Sheila Blair, professor of Islamic and Asian art at Norma Jean Calderwood University and one of the authorities consulted by Yale about publication, said she had “strongly urged” the press to publish the images. “To deny that such images were made is to distort the historical record and to bow to the biased view of some modern zealots who would deny that others at other times and places perceived and illustrated Muhammad in different ways,” she wrote in a letter to the New York Times which is yet to be published.
So what's going on?
The story in the Times implied that in its appeal to experts the University and/or the YUP was exercising normal caution. But in fact, Professor Klausen’s book had already been throughly vetted.
...
“I strongly suspect . . . that the threats-of-violence trope was a pretext, or at most a subsidiary concern” for Yale. What was the real reason that Yale was anxious to bowdlerize Professor Klausen’s book? Even now, I know, energetic investigative reporters are looking into Yale’s financial relationships with some of the spots where Linda Lorimer, Vice President and Secretary of the University, told Professor Klausen she has often traveled recently: Saudi Arabia, for example.

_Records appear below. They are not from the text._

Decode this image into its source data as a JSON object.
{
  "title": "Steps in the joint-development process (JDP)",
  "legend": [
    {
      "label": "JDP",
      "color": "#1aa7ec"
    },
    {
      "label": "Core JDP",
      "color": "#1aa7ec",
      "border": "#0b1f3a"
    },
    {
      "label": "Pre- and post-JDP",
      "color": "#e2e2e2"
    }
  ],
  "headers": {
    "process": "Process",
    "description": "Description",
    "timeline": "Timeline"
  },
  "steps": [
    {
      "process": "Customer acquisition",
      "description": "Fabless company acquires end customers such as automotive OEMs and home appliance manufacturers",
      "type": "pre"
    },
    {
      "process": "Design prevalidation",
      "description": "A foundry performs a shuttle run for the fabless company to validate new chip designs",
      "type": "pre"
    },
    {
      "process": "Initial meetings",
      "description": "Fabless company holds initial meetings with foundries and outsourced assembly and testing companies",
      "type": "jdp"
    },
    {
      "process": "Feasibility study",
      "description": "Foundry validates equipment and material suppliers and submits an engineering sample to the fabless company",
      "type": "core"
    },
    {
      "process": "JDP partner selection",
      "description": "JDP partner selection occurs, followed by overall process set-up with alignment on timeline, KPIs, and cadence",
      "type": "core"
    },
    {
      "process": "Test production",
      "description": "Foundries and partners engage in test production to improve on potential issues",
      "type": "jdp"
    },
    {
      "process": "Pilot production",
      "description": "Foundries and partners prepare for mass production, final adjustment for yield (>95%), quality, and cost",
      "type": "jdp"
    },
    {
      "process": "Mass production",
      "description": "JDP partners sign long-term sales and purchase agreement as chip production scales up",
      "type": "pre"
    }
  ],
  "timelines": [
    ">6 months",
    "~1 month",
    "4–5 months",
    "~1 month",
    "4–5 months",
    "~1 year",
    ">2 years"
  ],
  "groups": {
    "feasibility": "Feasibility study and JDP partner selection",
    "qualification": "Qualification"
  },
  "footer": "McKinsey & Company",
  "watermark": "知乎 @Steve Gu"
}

I'll add another little fact. Yale's endowment lost 25% in the second half of 2008.
The value of the University’s endowment fell an estimated 25 percent, roughly $6 billion, between the end of June and December, University President Richard Levin announced Dec. 16.
The drop prompted the Universityto delay several planned capital projects and cap faculty and staff salary growth. But the endowment’s decline, though seemingly dramatic — the fund shrank to approximately $17 billion from $22.9 billion
Would Yale like to see a few billion roll in from the oil kingdoms? Do bears shit in the woods?